ヨーロッパ北部に位置するデンマークノルウェースウェーデンは一般にスカンジナビアとよばれる。しかし厳密な規定はなく、便宜上、狭義にはこの3国とし、広義には「北欧」と同義とみてフィンランドアイスランドを含める場合もある。以下は狭義のスカンジナビアについて解説する。

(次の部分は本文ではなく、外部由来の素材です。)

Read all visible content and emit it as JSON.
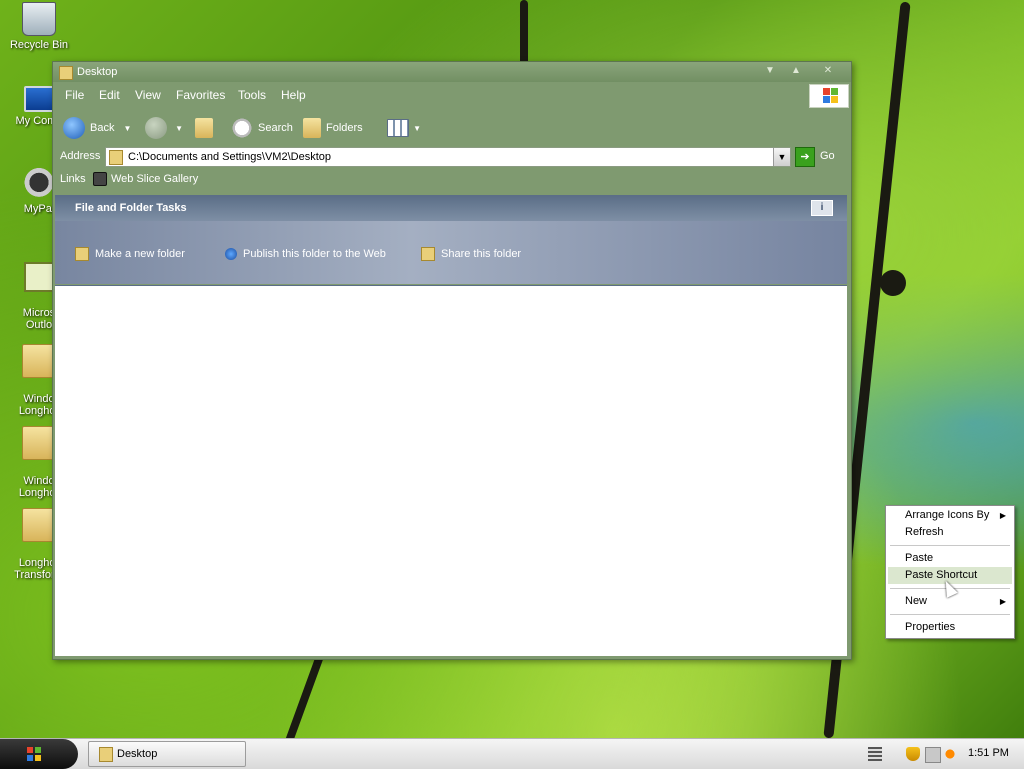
{
  "desktop": {
    "icons": [
      {
        "label": "Recycle Bin",
        "icon": "recycle-bin-icon"
      },
      {
        "label": "My Comp",
        "icon": "my-computer-icon"
      },
      {
        "label": "MyPal",
        "icon": "mypal-icon"
      },
      {
        "label": "Micros\nOutlo",
        "icon": "outlook-icon"
      },
      {
        "label": "Windo\nLonghor",
        "icon": "folder-icon"
      },
      {
        "label": "Windo\nLonghor",
        "icon": "folder-icon"
      },
      {
        "label": "Longhor\nTransform",
        "icon": "folder-icon"
      }
    ]
  },
  "window": {
    "title": "Desktop",
    "menu": [
      "File",
      "Edit",
      "View",
      "Favorites",
      "Tools",
      "Help"
    ],
    "toolbar": {
      "back": "Back",
      "search": "Search",
      "folders": "Folders"
    },
    "address": {
      "label": "Address",
      "value": "C:\\Documents and Settings\\VM2\\Desktop",
      "go": "Go"
    },
    "links": {
      "label": "Links",
      "item": "Web Slice Gallery"
    },
    "tasks": {
      "header": "File and Folder Tasks",
      "items": [
        "Make a new folder",
        "Publish this folder to the Web",
        "Share this folder"
      ]
    }
  },
  "context_menu": {
    "items": [
      {
        "label": "Arrange Icons By",
        "submenu": true
      },
      {
        "label": "Refresh",
        "submenu": false
      },
      {
        "label": "Paste",
        "submenu": false
      },
      {
        "label": "Paste Shortcut",
        "submenu": false,
        "highlighted": true
      },
      {
        "label": "New",
        "submenu": true
      },
      {
        "label": "Properties",
        "submenu": false
      }
    ]
  },
  "taskbar": {
    "task_label": "Desktop",
    "clock": "1:51 PM"
  },
  "colors": {
    "window_frame": "#7f9a70",
    "task_header": "#5a6d86",
    "menu_highlight": "#dbe7cf"
  }
}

 語源はスウェーデン南部スコーネSkåne地方のラテン語綴(つづ)りスカンディアScandiaから転じたものといわれる。3国の人口は約1878万人(2001)、面積約81万7000平方キロメートル。スカンジナビア半島は中央より西寄りに古生層からなる2000メートル級のスカンジナビア山脈を配し、これがノルウェーとスウェーデンの中・北部国境となっている。更新世(洪積世)の氷河時代に氷床の中心がボスニア湾上にあったため、そこから拡大した氷床によって山脈侵食を受け、山脈の西側は高原状の山地にU字谷ができ、そこに海進がおこってフィヨルドができた。東側斜面には細長い氷河湖が生まれたが、浸食作用によって表土が持ち去られた外側の地域には丘陵と無数の湖水が出現し、その結果半島の南部には平野が形成された。気温は、半島西部では暖流の影響を受けて高緯度のわりには冬は温暖であるが、内陸部と大陸性気団の影響を受ける東部は寒冷である。

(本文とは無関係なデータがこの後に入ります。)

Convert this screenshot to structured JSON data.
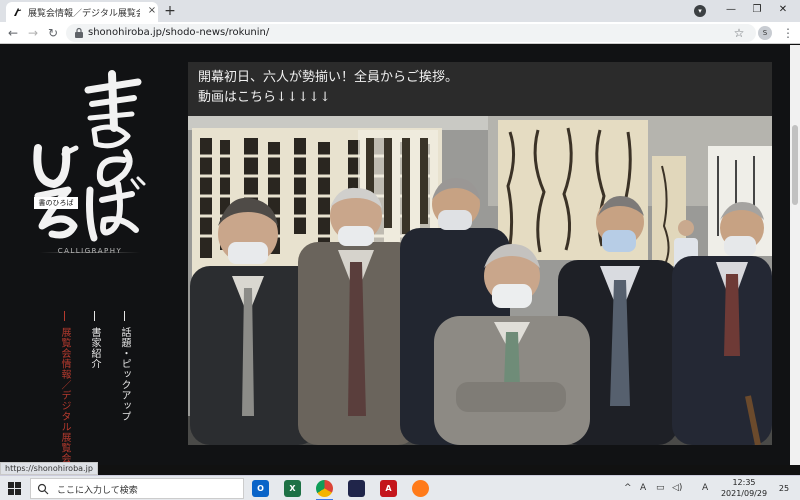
{
  "browser": {
    "tab_title": "展覧会情報／デジタル展覧会-六人",
    "tab_close": "×",
    "new_tab": "+",
    "tab_search": "▾",
    "window_buttons": {
      "minimize": "—",
      "maximize": "❐",
      "close": "✕"
    },
    "nav": {
      "back": "←",
      "forward": "→",
      "reload": "↻"
    },
    "url": "shonohiroba.jp/shodo-news/rokunin/",
    "star": "☆",
    "avatar": "S",
    "menu": "⋮",
    "status_url": "https://shonohiroba.jp"
  },
  "site": {
    "logo_sub": "書のひろば",
    "logo_caption": "CALLIGRAPHY",
    "nav": {
      "topics": "話題・ピックアップ",
      "artists": "書家紹介",
      "exhibitions": "展覧会情報／デジタル展覧会"
    },
    "headline_lines": [
      "開幕初日、六人が勢揃い！全員からご挨拶。",
      "動画はこちら↓↓↓↓↓"
    ],
    "colors": {
      "background": "#111214",
      "exhibition_nav": "#b53a2e"
    }
  },
  "taskbar": {
    "search_placeholder": "ここに入力して検索",
    "apps": [
      {
        "name": "outlook-icon",
        "label": "O",
        "color": "#0a64c8"
      },
      {
        "name": "excel-icon",
        "label": "X",
        "color": "#1e7145"
      },
      {
        "name": "chrome-icon",
        "label": "",
        "color": "#f2b50f"
      },
      {
        "name": "calligraphy-app-icon",
        "label": "",
        "color": "#20254a"
      },
      {
        "name": "acrobat-icon",
        "label": "A",
        "color": "#c4161c"
      },
      {
        "name": "firefox-icon",
        "label": "",
        "color": "#ff7b1a"
      }
    ],
    "tray": {
      "chevron": "^",
      "ime": "A",
      "network": "▭",
      "volume": "◁)",
      "lang": "A"
    },
    "time": "12:35",
    "date": "2021/09/29",
    "notifications": "25"
  }
}
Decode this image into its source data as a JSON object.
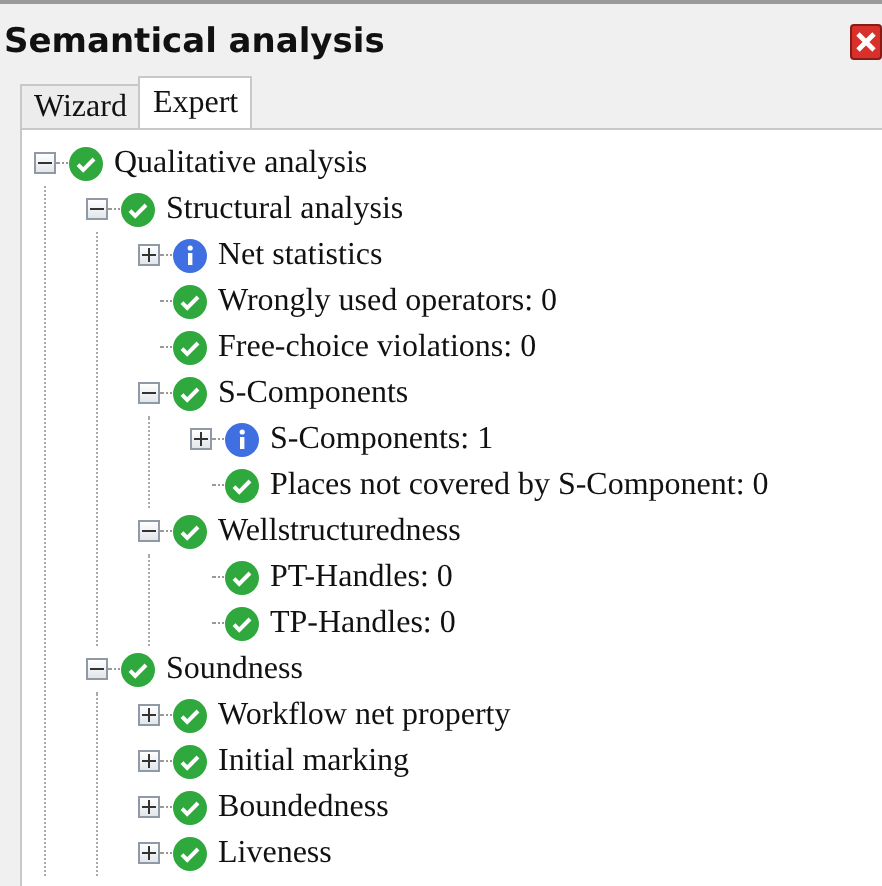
{
  "window": {
    "title": "Semantical analysis"
  },
  "tabs": [
    {
      "label": "Wizard",
      "selected": false
    },
    {
      "label": "Expert",
      "selected": true
    }
  ],
  "tree": [
    {
      "label": "Qualitative analysis",
      "kind": "check",
      "expanded": true,
      "children": [
        {
          "label": "Structural analysis",
          "kind": "check",
          "expanded": true,
          "children": [
            {
              "label": "Net statistics",
              "kind": "info",
              "expanded": false
            },
            {
              "label": "Wrongly used operators: 0",
              "kind": "check"
            },
            {
              "label": "Free-choice violations: 0",
              "kind": "check"
            },
            {
              "label": "S-Components",
              "kind": "check",
              "expanded": true,
              "children": [
                {
                  "label": "S-Components: 1",
                  "kind": "info",
                  "expanded": false
                },
                {
                  "label": "Places not covered by S-Component: 0",
                  "kind": "check"
                }
              ]
            },
            {
              "label": "Wellstructuredness",
              "kind": "check",
              "expanded": true,
              "children": [
                {
                  "label": "PT-Handles: 0",
                  "kind": "check"
                },
                {
                  "label": "TP-Handles: 0",
                  "kind": "check"
                }
              ]
            }
          ]
        },
        {
          "label": "Soundness",
          "kind": "check",
          "expanded": true,
          "children": [
            {
              "label": "Workflow net property",
              "kind": "check",
              "expanded": false
            },
            {
              "label": "Initial marking",
              "kind": "check",
              "expanded": false
            },
            {
              "label": "Boundedness",
              "kind": "check",
              "expanded": false
            },
            {
              "label": "Liveness",
              "kind": "check",
              "expanded": false
            }
          ]
        }
      ]
    }
  ]
}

 スカンジナビア三国はビーキング(バイキング)時代(8世紀末~11世紀なかば)に北ゲルマン系のスベア人(イェート人を含む)、デーン人、ノルウェー人によってそれぞれ国家の発生をみ、海外交易で知られた。10世紀前後にキリスト教が渡来し、現在の3国が形成されたが、1397年にカルマル連合が成立し、デンマークが支配権を握った。1523年にスウェーデンはデンマークからの独立に成功したが、ノルウェーは1814年までデンマークの支配を受けた。ノルウェーはその後さらに同君連合の名のもとにスウェーデンの支配下に置かれたが、1905年に独立した。第一次世界大戦では3国とも中立を保持できたが、デンマーク、ノルウェー両国は第二次世界大戦でドイツの占領下に置かれ、戦後、その2国はNATO(ナトー)に加入している。1953年に北欧会議(Nordic Council)が発足し、域内(アイスランドを含む。フィンランドは1955年に加盟)で移動、就業、社会保険の受理が可能となるなど、域内の社会、経済、文化、交通・通信、法律などさまざまな分野での協力を進めてきた。デンマークは73年からEU(ヨーロッパ連合)の前身のEC(ヨーロッパ共同体)に、スウェーデン、フィンランドは95年からEUに参加しているものの、北欧各国間の協力関係は変わっていない。言語は語源的に共通のノルド語系の言語を使用し、各国語の話しことばは発音がそれぞれ異なるが、書きことばでは十分に理解しあえる。通貨はそれぞれ異なるが、名称はクローネの共通名でよばれる(正確にはスウェーデンではクローナ)。国旗には3国とも左寄りの十字があしらわれ、「スカンジナビア・クロス」とよばれる。